Comment 9 Luke Kenneth Casson Leighton 2020-01-25 11:30:49 GMT
(In reply to cand from comment #8)

> This doesn't translate well to budget though, no sense in spending a third
> on AV1. Perhaps a more sensible goal would be to target the largest hot
> spots of each, with only smaller budget differences due to complexity.

yes.  and, during later iterations, do some more.
 
> Another point to consider is that while ffmpeg is the prime lib, parts of
> accel code made for ffmpeg aren't really usable in the various standalone
> libs. Different structures, etc. In order to not write things twice, some
> decisions need to be made on which upstreams particularly matter.

well, ultimately, gstreamer has an ffmpeg plugin, ffmpeg has a gstreamer plugin, vdpau has a vaa plugin, vaa has a vdpau plugin, it's all circular [1] and up its own backside [2], so whichever we pick is good :)

which route would be easiest for you, do let's go with that.

[1] yes i managed to install both vdpau and vaa recursively, once, whoops...
[2] the beatles "yellow submarine" film demonstrates this well
Comment 10 cand 2020-01-25 18:24:13 GMT
Okay, then I'd say ffmpeg for everything else except av1 (dav1d) and jpeg (libjpeg-turbo).

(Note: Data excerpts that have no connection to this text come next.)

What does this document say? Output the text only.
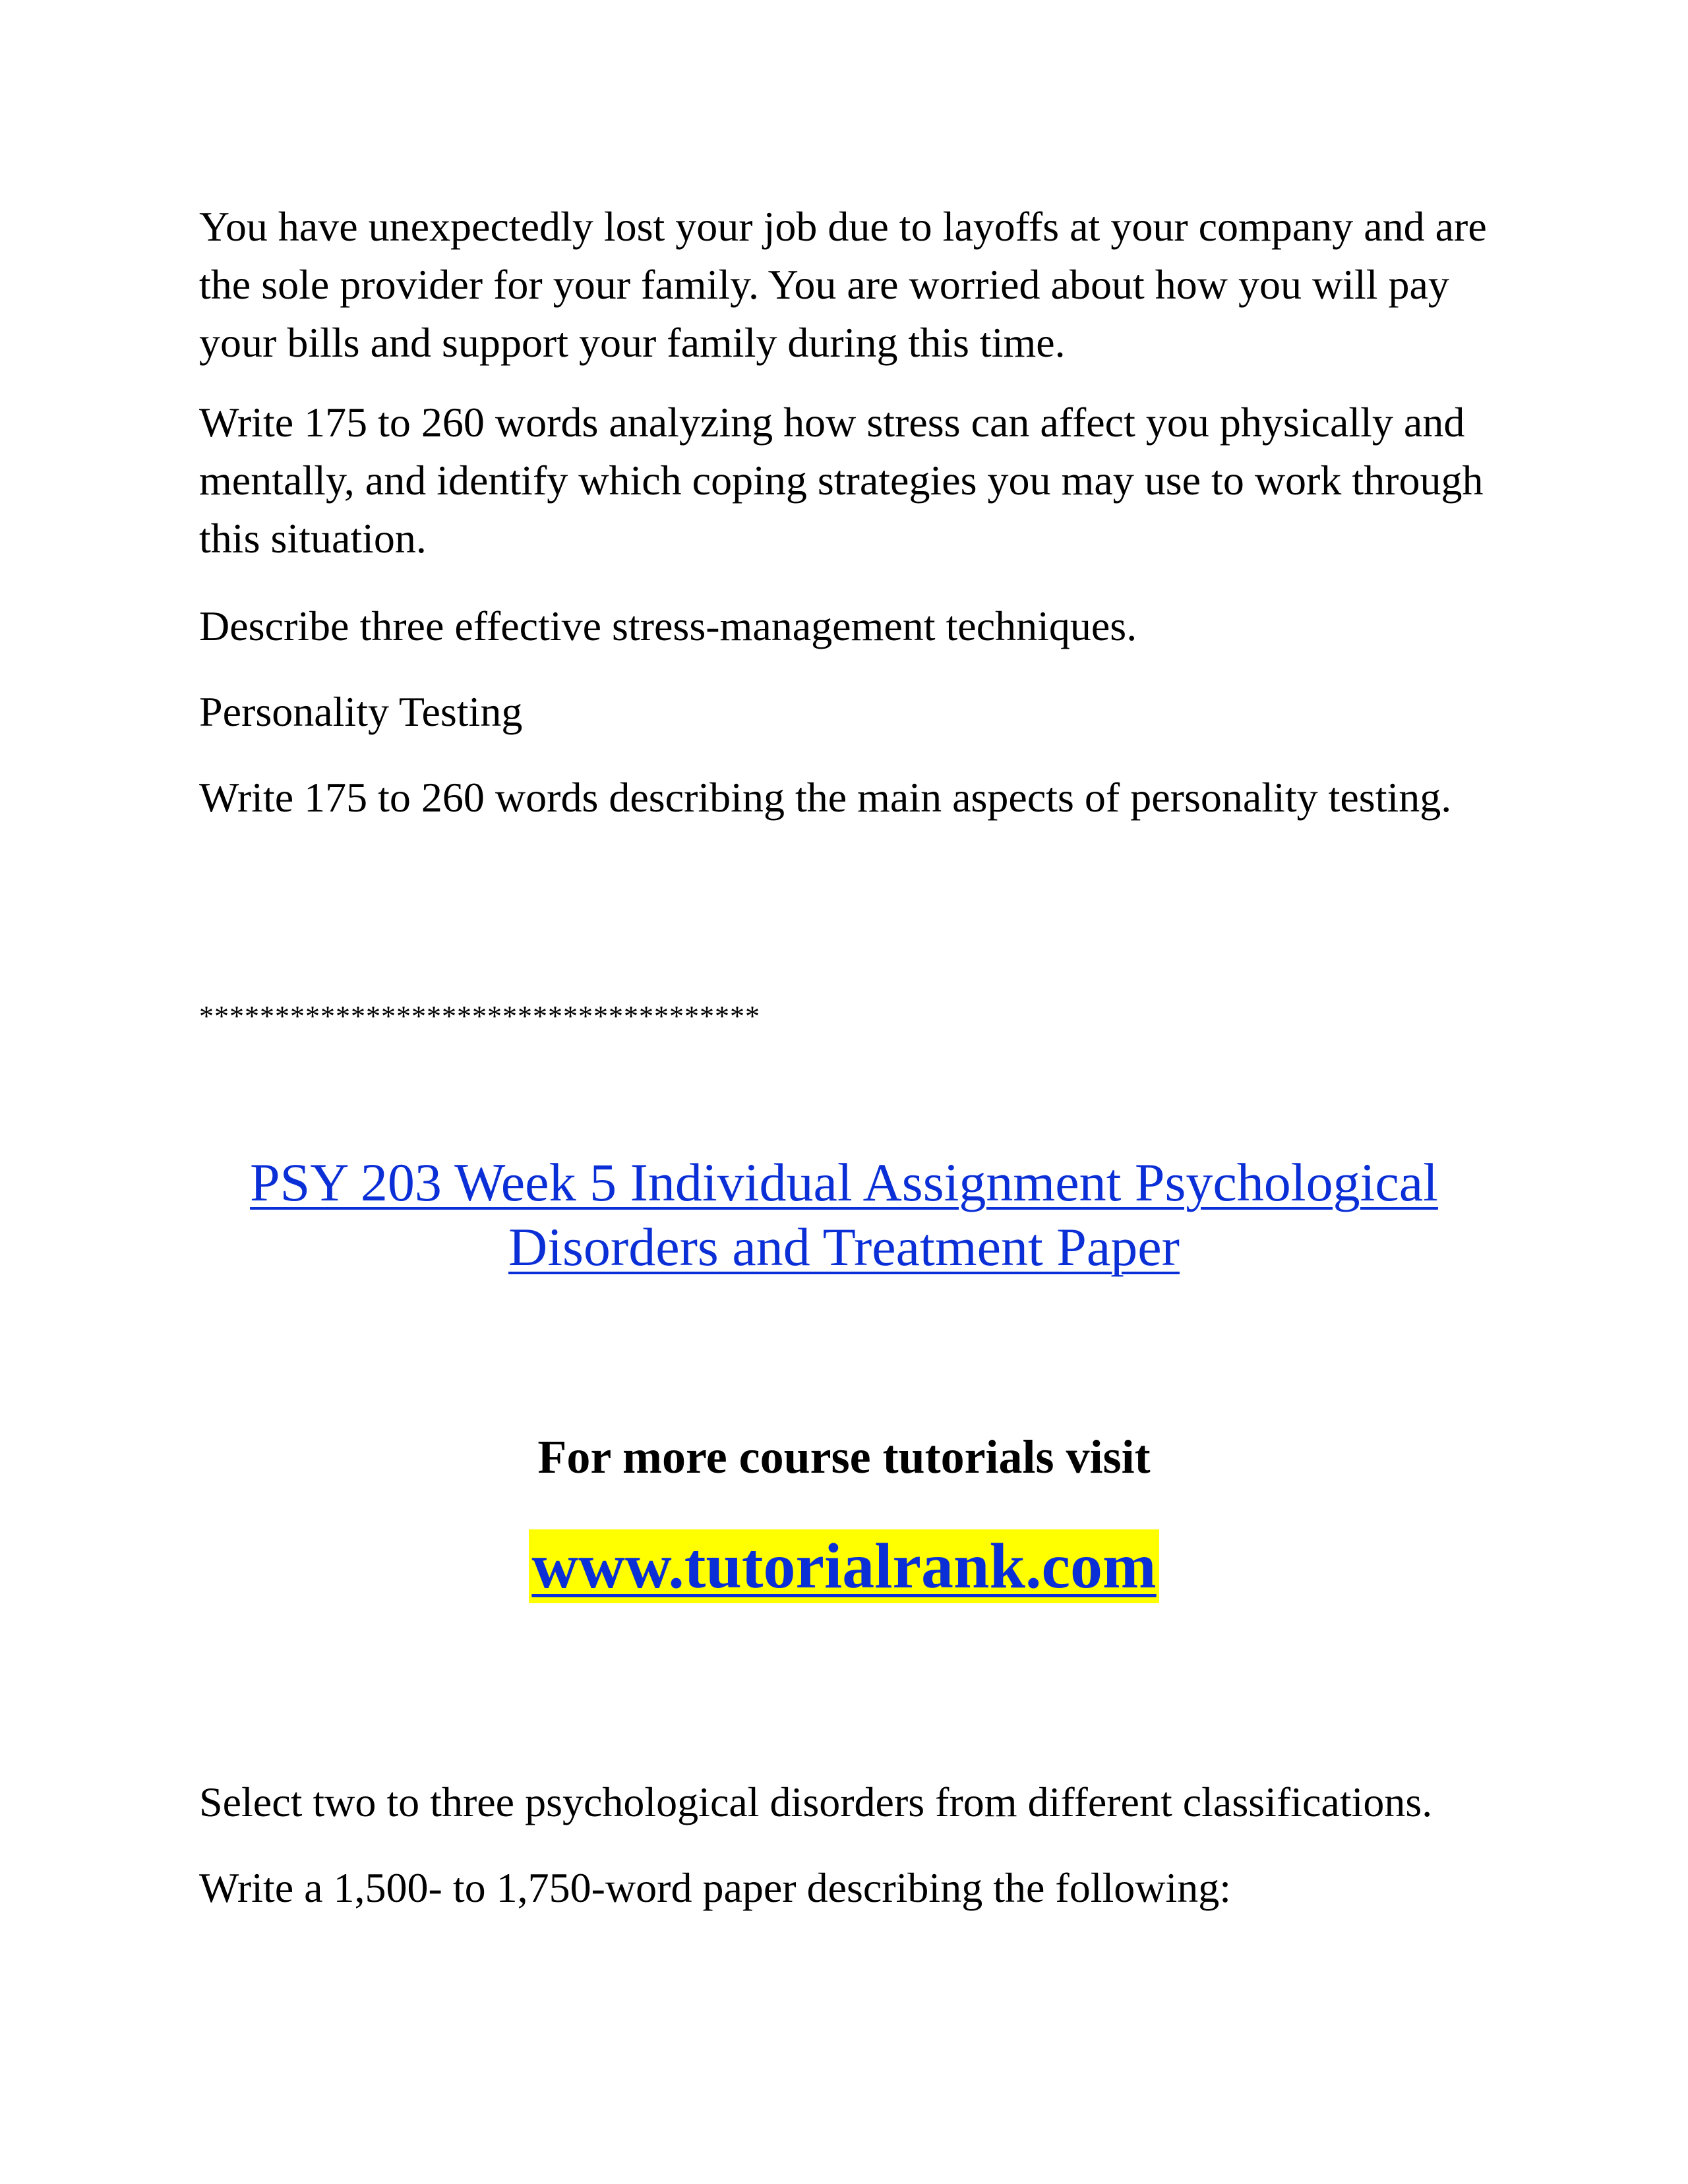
You have unexpectedly lost your job due to layoffs at your company and are the sole provider for your family. You are worried about how you will pay your bills and support your family during this time.

Write 175 to 260 words analyzing how stress can affect you physically and mentally, and identify which coping strategies you may use to work through this situation.

Describe three effective stress-management techniques.

Personality Testing

Write 175 to 260 words describing the main aspects of personality testing.

*************************************

PSY 203 Week 5 Individual Assignment Psychological Disorders and Treatment Paper

For more course tutorials visit

www.tutorialrank.com

Select two to three psychological disorders from different classifications.

Write a 1,500- to 1,750-word paper describing the following:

Time and budget, your earlier comment on 1 week research, 2 week impl, 3 day upstream coordination is fairly on point, for one hotspot (or a couple smaller ones). For the later iterations only the impl phase would be budgeted.

I'd say 400e/wk, so 400 for research, 800 for one impl iteration, and 240 for the upstream part. I don't know how difficult the fpga side is, how much should be budgeted for that; IIRC you also said the entire amount should be used this year, or it'd be lost. Starting point for discussion anyway.